Effects of fracture toughness curves of ASME Section XI–Appendix G on a reactor pressure vessel under pressure–temperature limit operation

• The state-of-the-art PFM technique is employed to analyze a reactor pressure vessel.
• Various P–T limit transients are established as the loading condition.
• Novel flaw model and embrittlement correlation are considered in the study.
• The critical values of RTNDT for a postulated flaw under P–T limit transients are determined by deterministic minimization analysis.
• KIC based P–T curve which can increase the operational margin of nuclear power plant is recommended.

According to the Code Case N-640 issued in 1999, the fracture toughness requirement of reactor pressure vessel materials in ASME Section XI–Appendix G was amended to the KIC curve. In Taiwan, the present pressure–temperature limit operation curves of normal reactor startup (heat-up) and shut-down (cool-down) for the reactor pressure vessel is still calculated per the KIa curve in 1998 or earlier editions.
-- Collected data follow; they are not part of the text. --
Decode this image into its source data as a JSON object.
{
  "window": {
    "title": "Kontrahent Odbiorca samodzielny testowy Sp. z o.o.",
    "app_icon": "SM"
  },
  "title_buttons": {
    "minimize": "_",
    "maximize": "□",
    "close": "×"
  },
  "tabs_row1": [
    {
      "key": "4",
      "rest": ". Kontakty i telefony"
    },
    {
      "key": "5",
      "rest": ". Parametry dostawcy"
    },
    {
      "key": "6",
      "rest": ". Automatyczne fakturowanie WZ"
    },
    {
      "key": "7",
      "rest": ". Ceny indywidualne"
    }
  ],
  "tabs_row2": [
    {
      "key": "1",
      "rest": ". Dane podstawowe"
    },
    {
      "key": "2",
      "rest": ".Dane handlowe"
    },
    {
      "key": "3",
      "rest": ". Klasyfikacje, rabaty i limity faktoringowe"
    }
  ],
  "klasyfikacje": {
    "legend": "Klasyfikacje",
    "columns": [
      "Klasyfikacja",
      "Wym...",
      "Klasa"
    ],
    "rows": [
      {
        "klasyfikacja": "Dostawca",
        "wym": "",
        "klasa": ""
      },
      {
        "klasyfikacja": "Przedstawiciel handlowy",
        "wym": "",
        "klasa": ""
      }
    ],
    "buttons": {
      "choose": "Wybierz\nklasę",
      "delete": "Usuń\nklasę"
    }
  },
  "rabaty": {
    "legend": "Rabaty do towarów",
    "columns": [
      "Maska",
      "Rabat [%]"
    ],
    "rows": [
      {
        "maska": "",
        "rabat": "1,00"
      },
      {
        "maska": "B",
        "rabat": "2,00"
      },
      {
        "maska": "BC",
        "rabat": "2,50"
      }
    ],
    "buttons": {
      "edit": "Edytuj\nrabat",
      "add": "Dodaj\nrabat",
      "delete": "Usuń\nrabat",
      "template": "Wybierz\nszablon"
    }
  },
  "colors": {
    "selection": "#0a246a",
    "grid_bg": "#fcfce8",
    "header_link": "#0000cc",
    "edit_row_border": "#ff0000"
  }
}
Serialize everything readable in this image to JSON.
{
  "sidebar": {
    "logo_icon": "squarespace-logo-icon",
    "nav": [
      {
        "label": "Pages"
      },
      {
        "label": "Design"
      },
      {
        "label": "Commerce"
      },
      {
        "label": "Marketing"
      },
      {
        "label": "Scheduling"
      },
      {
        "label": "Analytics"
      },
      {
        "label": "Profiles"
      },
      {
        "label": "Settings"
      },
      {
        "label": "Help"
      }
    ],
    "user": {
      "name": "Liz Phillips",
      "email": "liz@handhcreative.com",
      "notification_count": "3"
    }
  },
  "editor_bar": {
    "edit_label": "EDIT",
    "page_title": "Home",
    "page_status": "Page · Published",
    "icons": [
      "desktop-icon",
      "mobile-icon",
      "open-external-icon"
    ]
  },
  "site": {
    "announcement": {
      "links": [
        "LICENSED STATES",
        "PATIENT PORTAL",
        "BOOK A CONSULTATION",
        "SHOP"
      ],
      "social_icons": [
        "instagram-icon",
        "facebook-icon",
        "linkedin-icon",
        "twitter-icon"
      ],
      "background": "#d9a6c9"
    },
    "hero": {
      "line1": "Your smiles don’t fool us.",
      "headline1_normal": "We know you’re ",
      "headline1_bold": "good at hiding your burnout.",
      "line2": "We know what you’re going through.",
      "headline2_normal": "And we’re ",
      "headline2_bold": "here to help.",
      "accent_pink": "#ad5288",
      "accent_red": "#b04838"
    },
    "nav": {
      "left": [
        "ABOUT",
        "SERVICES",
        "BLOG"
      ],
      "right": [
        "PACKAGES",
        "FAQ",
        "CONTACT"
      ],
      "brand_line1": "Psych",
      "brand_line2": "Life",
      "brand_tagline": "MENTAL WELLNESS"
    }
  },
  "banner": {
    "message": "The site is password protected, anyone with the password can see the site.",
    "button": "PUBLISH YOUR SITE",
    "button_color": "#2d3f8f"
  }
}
In the paper, the failure risks of a Taiwan domestic reactor pressure vessel under various pressure–temperature limit operations were analyzed. First, the pressure–temperature limit curves of the reactor pressure vessel based on KIa and KIC curves, and various levels of radiation embrittlement, were established. Then, the ORNL's probabilistic fracture mechanics code, FAVOR, and the PNNL's flaw model were employed to assess the failure probabilities of the reactor pressure vessel under such pressure–temperature limit transients. Further, the deterministic analyses of FAVOR code were also conducted. It is found that under the pressure–temperature limit transients based on KIC curves, the reactor pressure vessel presents higher failure probabilities, but are all below the allowable risk. The present results indicate that using the KIC curve the pressure–temperature limits can increase the operational margin as well as maintaining the sufficient stability of the analyzed reactor pressure vessel.